It was no use trying to continue. Every time I started to strum my guitar, my astragalocalcaneum would jolt, and I would fall down. Chuck howled as the crystal structure of his minerals constricted. Groves caterwauled as only a catfish can. We all looked bemoaningly at the balloons filled with watermelon seeds that we had prepared for our grand finale- knowing that this grand finale would never come. I cried like a ladylux ergonomically designed soft touch dual spray faucet with fingertip controls.
The audience stared at us as we contorted under the burden of the trains that were running over our photographs, which had been tied to the tracks by Adamantine, Thrum-Cap, and Coil-the three brutish rock club owners who would/will stop at nothing to undermine the career of Evil Wiener.
Mr. Mouse, the owner of the cave in which we played, turned to the Indian Flying Fox who had delivered the news of Thrum-Cap, Coil, and Adamantine’s latest dastardly deed.
“Is there nothing we can do to help bring an end to this tragedy?” asked Mr. Mouse.
“Probably not in time for them to finish their gig” said the Indian Flying Fox.

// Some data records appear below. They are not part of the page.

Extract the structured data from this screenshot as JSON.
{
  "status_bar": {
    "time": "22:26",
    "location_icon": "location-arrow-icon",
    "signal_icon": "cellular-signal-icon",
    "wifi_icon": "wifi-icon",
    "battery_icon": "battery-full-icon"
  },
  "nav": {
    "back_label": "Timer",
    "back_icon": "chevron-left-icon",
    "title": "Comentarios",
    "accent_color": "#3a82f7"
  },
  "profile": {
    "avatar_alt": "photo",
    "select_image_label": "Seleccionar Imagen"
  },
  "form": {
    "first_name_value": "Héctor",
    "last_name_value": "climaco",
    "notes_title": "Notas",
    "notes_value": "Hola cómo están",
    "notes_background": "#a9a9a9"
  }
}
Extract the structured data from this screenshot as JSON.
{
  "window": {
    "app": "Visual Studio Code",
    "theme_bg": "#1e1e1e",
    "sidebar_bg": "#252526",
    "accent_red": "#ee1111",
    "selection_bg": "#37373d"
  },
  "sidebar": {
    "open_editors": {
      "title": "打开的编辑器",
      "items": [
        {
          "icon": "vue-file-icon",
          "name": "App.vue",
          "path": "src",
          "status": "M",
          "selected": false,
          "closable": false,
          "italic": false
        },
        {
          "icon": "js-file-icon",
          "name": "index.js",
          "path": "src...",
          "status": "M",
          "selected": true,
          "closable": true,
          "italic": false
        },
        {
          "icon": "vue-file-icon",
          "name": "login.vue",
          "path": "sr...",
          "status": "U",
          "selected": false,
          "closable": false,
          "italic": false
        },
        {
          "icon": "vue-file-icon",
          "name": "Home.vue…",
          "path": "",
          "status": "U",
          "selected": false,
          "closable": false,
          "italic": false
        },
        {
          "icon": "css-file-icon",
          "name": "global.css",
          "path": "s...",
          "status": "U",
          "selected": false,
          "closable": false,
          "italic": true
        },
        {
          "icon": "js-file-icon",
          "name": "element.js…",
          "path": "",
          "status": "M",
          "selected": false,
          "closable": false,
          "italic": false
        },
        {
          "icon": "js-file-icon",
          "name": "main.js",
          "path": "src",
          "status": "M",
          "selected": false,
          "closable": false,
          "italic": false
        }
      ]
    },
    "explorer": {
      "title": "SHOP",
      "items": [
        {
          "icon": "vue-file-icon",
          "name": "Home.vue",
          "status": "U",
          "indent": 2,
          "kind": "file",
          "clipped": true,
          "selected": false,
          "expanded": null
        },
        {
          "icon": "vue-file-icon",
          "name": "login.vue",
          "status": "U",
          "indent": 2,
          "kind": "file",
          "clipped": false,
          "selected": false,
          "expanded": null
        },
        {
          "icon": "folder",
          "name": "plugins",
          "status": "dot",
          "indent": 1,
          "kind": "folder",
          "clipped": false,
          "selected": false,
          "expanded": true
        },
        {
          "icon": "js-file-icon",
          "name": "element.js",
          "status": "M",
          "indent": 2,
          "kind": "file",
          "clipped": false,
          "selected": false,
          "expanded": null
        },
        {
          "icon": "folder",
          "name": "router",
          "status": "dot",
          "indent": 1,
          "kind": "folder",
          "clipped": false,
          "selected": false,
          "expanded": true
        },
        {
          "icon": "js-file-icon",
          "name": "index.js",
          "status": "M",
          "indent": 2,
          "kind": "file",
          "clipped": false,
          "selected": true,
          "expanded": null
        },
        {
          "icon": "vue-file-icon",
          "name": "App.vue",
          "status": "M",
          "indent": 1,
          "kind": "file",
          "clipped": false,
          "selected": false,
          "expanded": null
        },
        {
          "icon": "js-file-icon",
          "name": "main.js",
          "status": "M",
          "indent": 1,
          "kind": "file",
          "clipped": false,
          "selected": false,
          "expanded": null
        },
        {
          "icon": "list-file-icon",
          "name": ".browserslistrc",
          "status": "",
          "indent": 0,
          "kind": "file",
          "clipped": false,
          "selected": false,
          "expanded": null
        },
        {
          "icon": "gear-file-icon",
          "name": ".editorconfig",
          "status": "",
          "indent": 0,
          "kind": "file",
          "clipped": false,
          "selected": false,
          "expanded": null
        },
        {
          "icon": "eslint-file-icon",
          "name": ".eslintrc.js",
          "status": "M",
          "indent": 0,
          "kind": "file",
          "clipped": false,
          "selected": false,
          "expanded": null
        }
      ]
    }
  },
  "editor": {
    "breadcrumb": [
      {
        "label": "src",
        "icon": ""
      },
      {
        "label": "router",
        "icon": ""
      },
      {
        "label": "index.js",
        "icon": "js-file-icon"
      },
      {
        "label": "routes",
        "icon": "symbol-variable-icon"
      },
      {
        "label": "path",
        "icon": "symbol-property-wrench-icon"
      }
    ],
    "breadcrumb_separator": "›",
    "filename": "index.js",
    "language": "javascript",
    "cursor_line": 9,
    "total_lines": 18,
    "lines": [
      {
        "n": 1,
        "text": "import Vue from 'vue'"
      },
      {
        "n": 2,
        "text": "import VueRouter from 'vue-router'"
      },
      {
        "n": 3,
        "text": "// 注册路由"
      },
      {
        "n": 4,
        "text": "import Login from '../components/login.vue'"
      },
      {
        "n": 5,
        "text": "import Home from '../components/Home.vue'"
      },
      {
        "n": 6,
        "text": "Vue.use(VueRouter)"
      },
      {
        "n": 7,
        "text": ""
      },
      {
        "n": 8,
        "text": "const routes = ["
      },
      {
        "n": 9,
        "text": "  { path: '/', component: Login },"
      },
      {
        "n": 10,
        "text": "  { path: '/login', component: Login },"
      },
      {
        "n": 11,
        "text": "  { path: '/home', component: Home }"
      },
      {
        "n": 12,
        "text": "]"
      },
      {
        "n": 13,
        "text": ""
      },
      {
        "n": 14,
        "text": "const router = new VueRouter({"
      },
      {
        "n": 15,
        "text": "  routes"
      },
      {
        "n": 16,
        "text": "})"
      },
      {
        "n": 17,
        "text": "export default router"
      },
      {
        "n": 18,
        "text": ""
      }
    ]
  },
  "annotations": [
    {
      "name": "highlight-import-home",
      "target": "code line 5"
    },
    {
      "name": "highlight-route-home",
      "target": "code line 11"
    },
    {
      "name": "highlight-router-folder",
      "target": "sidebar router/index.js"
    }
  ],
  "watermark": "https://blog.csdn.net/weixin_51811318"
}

“Dogone it.” said a Peahen who was sitting at the bar, “I really wanted to get my Rock on”.
“Oh well. I guess we’d better head back to Vermont” said the captain of the University of Vermont Equestrian Team.
Just then, one of the equestrian team’s horses piped up; “Wait a second. I think I know how we can help.”
We all looked at the horse, and then to the Captain of the Equestrian team, who said; “Burgoo King Jr. here is one of our best horses, if he says he can help, then we should hear him out.”
Burgoo King Jr. didn’t wait for any response, but instead turned to another horse and said; “Dust Commander III, is your cousin still up in Whitehorse?”
“Yup” said Dust Commander III.
“And Kauai Queen, do you have your laptop on you?” said Burgoo King Jr.
“Yup” said Kauai Queen, pulling a G-4 power book out of her saddlebag.
“Mr. Mouse. What kind of internet connection do you have?” asked Burgoo King Jr.
“DSL Light” responded Mr. Mouse.
The horses all whinnied in disapproval.
“Hey, Man. I live in a cave!!! Whattaya expect?” said Mr. Mouse.
“Don’t fret lil’ pal” said Burgoo King Jr. “We’ll make due. Do you have faxing capabilities?”
Mr. Mouse shook his head from side to side in a sheepish manner.
“No worries, Lucky Dancer, are you packin’?” Another horse, whose mane had been trimmed in a manner that resembled a mohawk, winked as he whipped out a very sophisticated looking fax machine.
We all looked at each other, wondering what the horses had up their saddle bags.